Thanks to our public funding for the application of artificial intelligence in Schleswig-Holstein (Northern Germany), we had the chance to talk to many independent developers and data scientists, institutions and small and medium-sized enterprises in the last half year and supported them in bringing their machine learning challenges from development to prototypical testing and productive use.
The challenges
In the process, three major challenges have come up again and again:
- Data Scientists want to share their locally developed models with colleagues for testing and prototypically integrate them into existing (server) infrastructure. However, these steps are very complex and often require the support of an additional team of devops, server specialists & developers, which not every company has on its side.
- There are already many well-functioning, pre-trained machine learning models for many use cases. For automating processes in companies, these can be used for prototyping and feasibility studies to test the use of AI in existing processes. Again, there is a lack of knowledge about the existence of these models, for which use case which models are suitable and how to integrate them into existing processes and systems.
- Some of our pilot partners process very sensitive customer data and map core processes with machine learning systems. They do not want these data and models to leave their own infrastructure. This excludes external servers and infrastructure providers (PaaS) for use and there is a lack of suitable open source tooling for use on their own servers.
Deriving a solution
After analyzing these challenges over and over again with our pilot partners over the last few months, we believe we know how to solve all of these problems together with the help of a toolbox and strategy - our master plan.
We want to let Data-Scientists focus on what they do best: Data-Science.
The commonality of the problems we are looking at is that many data scientists, and tech-savvy employees in mid-sized companies, have little problem trying out and, in the case of data scientists, developing statistical models on their local machine, but migrating those models to enterprise infrastructure and servers leads to a big question mark.
This is because skills are needed that are not to be found in the area of data science, machine learning or process automation, but require many different skills in the area of IT, devops and server management.

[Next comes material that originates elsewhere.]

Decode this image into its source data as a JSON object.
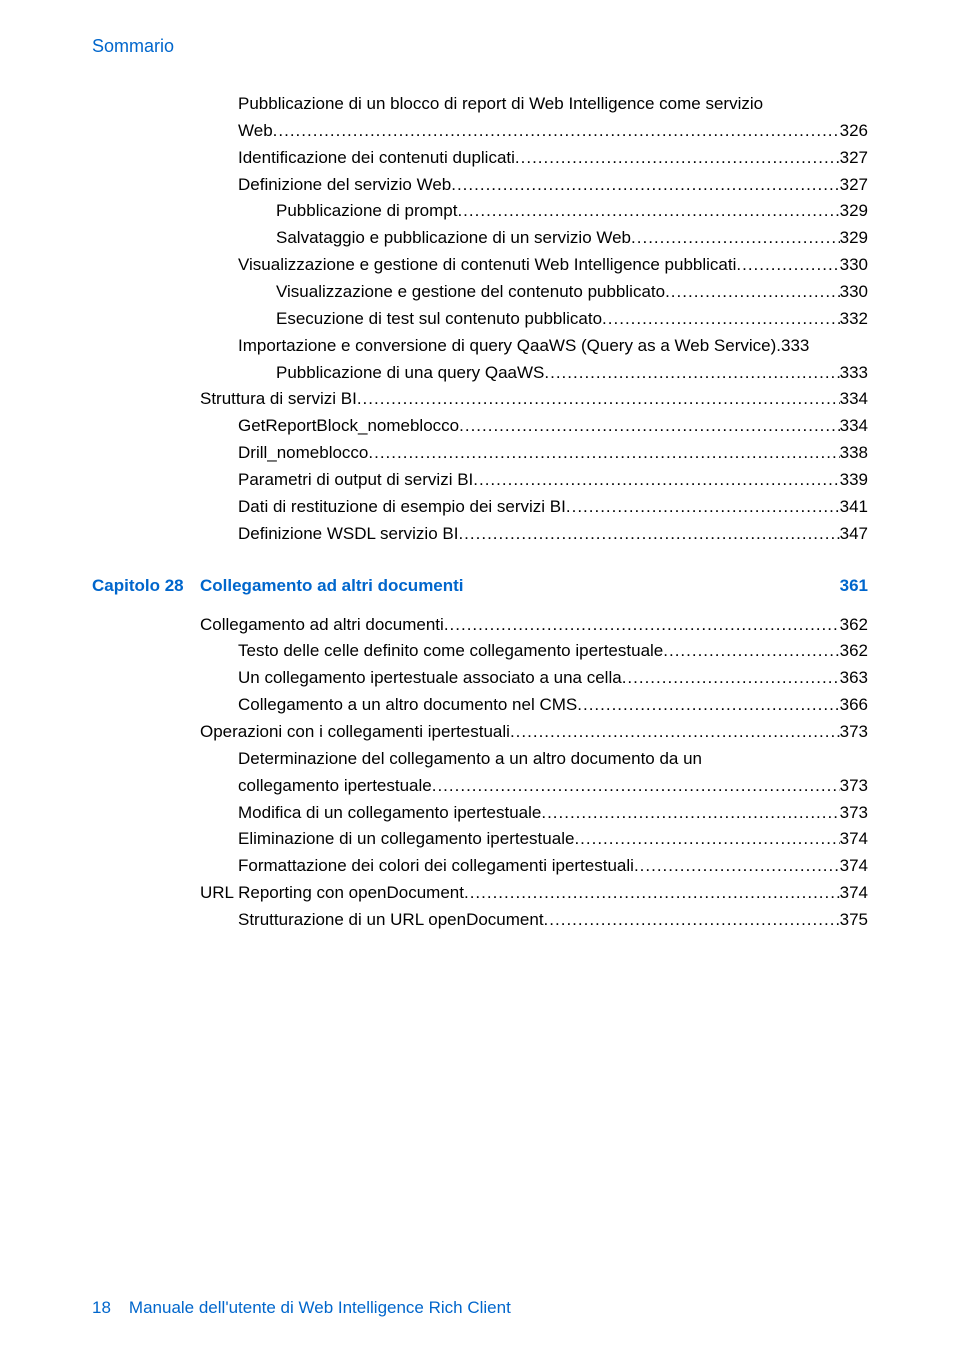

And the fact that these processes differ from programming language to programming language (R or Python) and machine learning model to machine learning model (e.g., different frameworks or computation on CPU or GPU) does not make it any easier.
A solution toolbox
We want to tackle these challenges piece by piece with end-to-end solutions we develop ourselves, test them with our pilot partners and thus enable small and medium-sized companies to automate their existing processes with the help of data science, statistics and machine learning. That way we develop a whole solution toolbox over time that in combination tackles all the challenges mentioned above.
The first products in this context will be:
- A R plugin with hosting infrastructure behind it for data scientists to develop their models in R and with one single function call, deploy their model to showcase to colleagues and partners via R Shiny, or alternatively include the model into an API with Plumber. On their own infrastructure or cloud infrastructure provided by us. No knowledge of servers, deployment, R Shiny or Plumber is required. We let Data-Scientists focus on what they do best: Data-Science.

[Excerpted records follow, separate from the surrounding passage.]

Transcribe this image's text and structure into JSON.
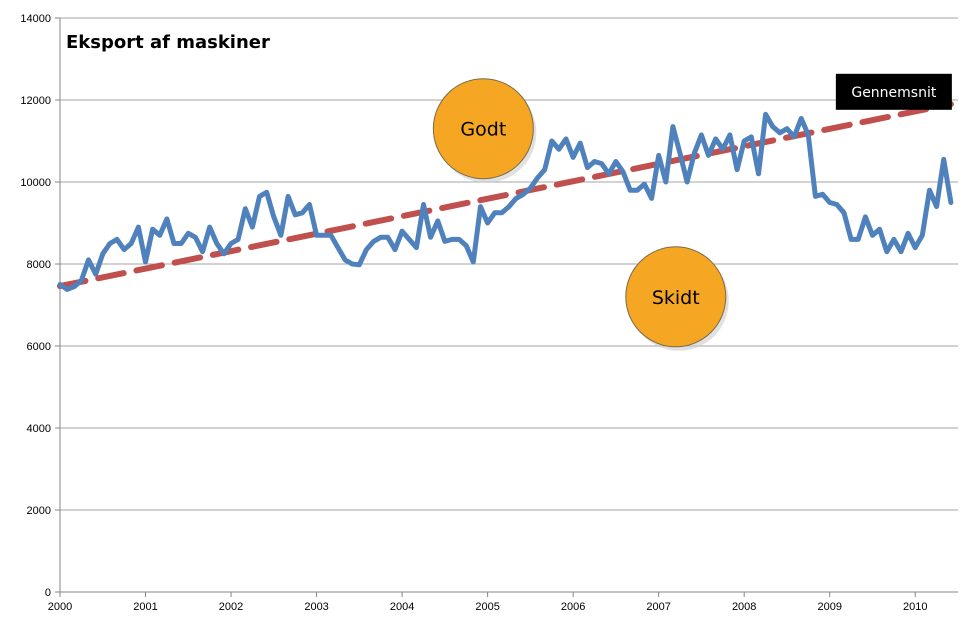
{
  "chart_data": {
    "type": "line",
    "title": "Eksport af maskiner",
    "xlabel": "",
    "ylabel": "",
    "ylim": [
      0,
      14000
    ],
    "yticks": [
      0,
      2000,
      4000,
      6000,
      8000,
      10000,
      12000,
      14000
    ],
    "xlim": [
      2000,
      2010.5
    ],
    "xticks": [
      2000,
      2001,
      2002,
      2003,
      2004,
      2005,
      2006,
      2007,
      2008,
      2009,
      2010
    ],
    "grid": true,
    "legend": "none",
    "series": [
      {
        "name": "",
        "color": "#4F81BD",
        "style": "solid",
        "x": [
          2000.0,
          2000.083,
          2000.167,
          2000.25,
          2000.333,
          2000.417,
          2000.5,
          2000.583,
          2000.667,
          2000.75,
          2000.833,
          2000.917,
          2001.0,
          2001.083,
          2001.167,
          2001.25,
          2001.333,
          2001.417,
          2001.5,
          2001.583,
          2001.667,
          2001.75,
          2001.833,
          2001.917,
          2002.0,
          2002.083,
          2002.167,
          2002.25,
          2002.333,
          2002.417,
          2002.5,
          2002.583,
          2002.667,
          2002.75,
          2002.833,
          2002.917,
          2003.0,
          2003.083,
          2003.167,
          2003.25,
          2003.333,
          2003.417,
          2003.5,
          2003.583,
          2003.667,
          2003.75,
          2003.833,
          2003.917,
          2004.0,
          2004.083,
          2004.167,
          2004.25,
          2004.333,
          2004.417,
          2004.5,
          2004.583,
          2004.667,
          2004.75,
          2004.833,
          2004.917,
          2005.0,
          2005.083,
          2005.167,
          2005.25,
          2005.333,
          2005.417,
          2005.5,
          2005.583,
          2005.667,
          2005.75,
          2005.833,
          2005.917,
          2006.0,
          2006.083,
          2006.167,
          2006.25,
          2006.333,
          2006.417,
          2006.5,
          2006.583,
          2006.667,
          2006.75,
          2006.833,
          2006.917,
          2007.0,
          2007.083,
          2007.167,
          2007.25,
          2007.333,
          2007.417,
          2007.5,
          2007.583,
          2007.667,
          2007.75,
          2007.833,
          2007.917,
          2008.0,
          2008.083,
          2008.167,
          2008.25,
          2008.333,
          2008.417,
          2008.5,
          2008.583,
          2008.667,
          2008.75,
          2008.833,
          2008.917,
          2009.0,
          2009.083,
          2009.167,
          2009.25,
          2009.333,
          2009.417,
          2009.5,
          2009.583,
          2009.667,
          2009.75,
          2009.833,
          2009.917,
          2010.0,
          2010.083,
          2010.167,
          2010.25,
          2010.333,
          2010.417
        ],
        "y": [
          7500,
          7380,
          7450,
          7600,
          8100,
          7750,
          8250,
          8500,
          8600,
          8350,
          8500,
          8900,
          8050,
          8850,
          8700,
          9100,
          8500,
          8500,
          8750,
          8650,
          8300,
          8900,
          8500,
          8250,
          8500,
          8600,
          9350,
          8900,
          9650,
          9750,
          9150,
          8700,
          9650,
          9200,
          9250,
          9450,
          8700,
          8700,
          8700,
          8400,
          8100,
          8000,
          7980,
          8350,
          8550,
          8650,
          8650,
          8350,
          8800,
          8600,
          8400,
          9450,
          8650,
          9050,
          8550,
          8600,
          8600,
          8450,
          8050,
          9400,
          9000,
          9250,
          9250,
          9400,
          9600,
          9700,
          9850,
          10100,
          10300,
          11000,
          10800,
          11050,
          10600,
          10950,
          10350,
          10500,
          10450,
          10200,
          10500,
          10250,
          9800,
          9800,
          9950,
          9600,
          10650,
          10000,
          11350,
          10700,
          10000,
          10700,
          11150,
          10650,
          11050,
          10800,
          11150,
          10300,
          11000,
          11100,
          10200,
          11650,
          11350,
          11200,
          11300,
          11100,
          11550,
          11150,
          9650,
          9700,
          9500,
          9450,
          9250,
          8600,
          8600,
          9150,
          8700,
          8850,
          8300,
          8600,
          8300,
          8750,
          8400,
          8700,
          9800,
          9400,
          10550,
          9500
        ]
      },
      {
        "name": "Gennemsnit",
        "color": "#C0504D",
        "style": "dashed",
        "x": [
          2000.0,
          2010.417
        ],
        "y": [
          7460,
          11900
        ]
      }
    ],
    "annotations": [
      {
        "text": "Godt",
        "x": 2004.95,
        "y": 11300,
        "shape": "circle",
        "color": "#F5A623"
      },
      {
        "text": "Skidt",
        "x": 2007.2,
        "y": 7200,
        "shape": "circle",
        "color": "#F5A623"
      },
      {
        "text": "Gennemsnit",
        "x": 2009.75,
        "y": 12200,
        "shape": "box",
        "color": "#000000"
      }
    ]
  }
}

- A library of selected, high quality machine learning models and their use cases / integration scenarios with the ability to deploy them with one click on your own servers or on a GDPR compliant server provided by us. A big focus here is also NLP models in German language because this was already requested often by our pilot partners.

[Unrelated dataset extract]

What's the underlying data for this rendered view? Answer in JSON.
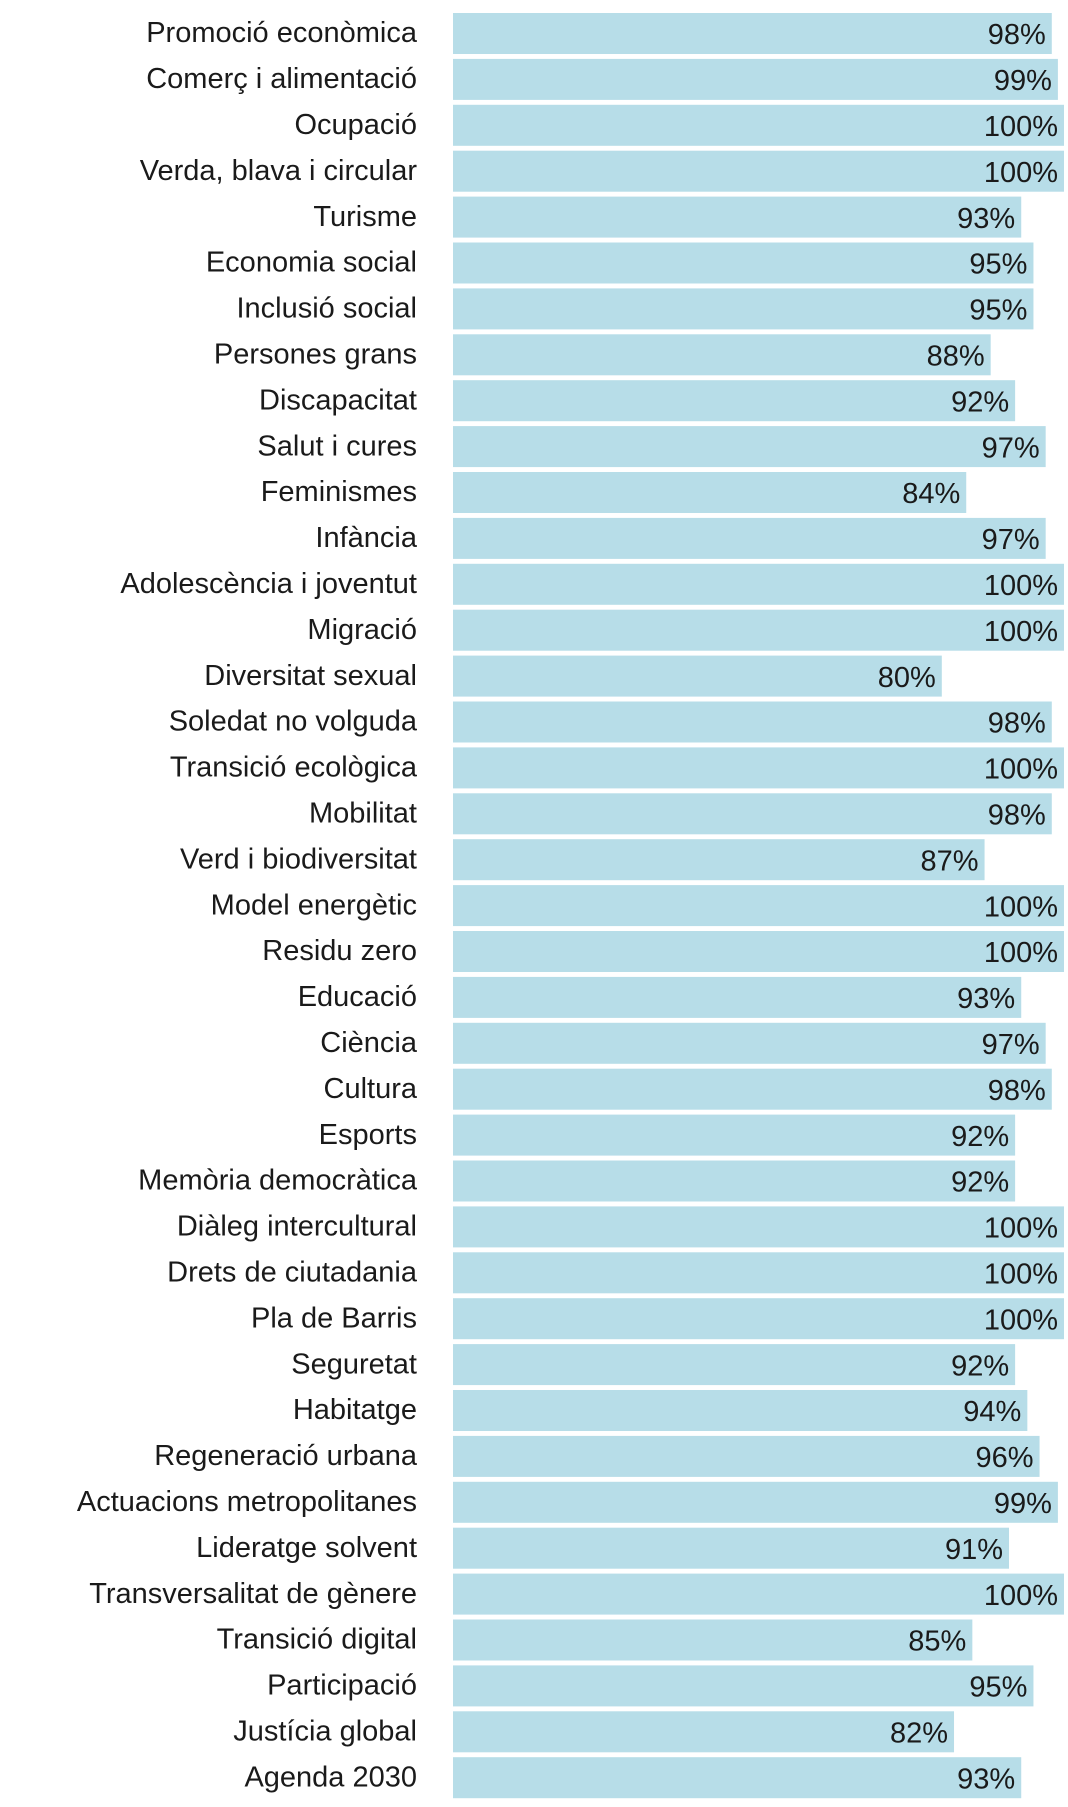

After successful development of these products, we will start developing other products for other programming languages (e.g. Python), frameworks and deployment challenges for process automation in small and medium sized enterprises.
Our goal is to enable all companies to easily integrate AI models into their own processes with just a few clicks. Even without a large tech team, expensive outsourcing or months of development.
One-last thing
Since these products all have in common that applications & AI models need to be hosted and updated on their own infrastructure in a privacy-compliant way, we will also make the infrastructure product behind it that we develop and share across the products available as an open-source tool, allowing companies to easily develop their own highly customized deployments and workflows based on our technology.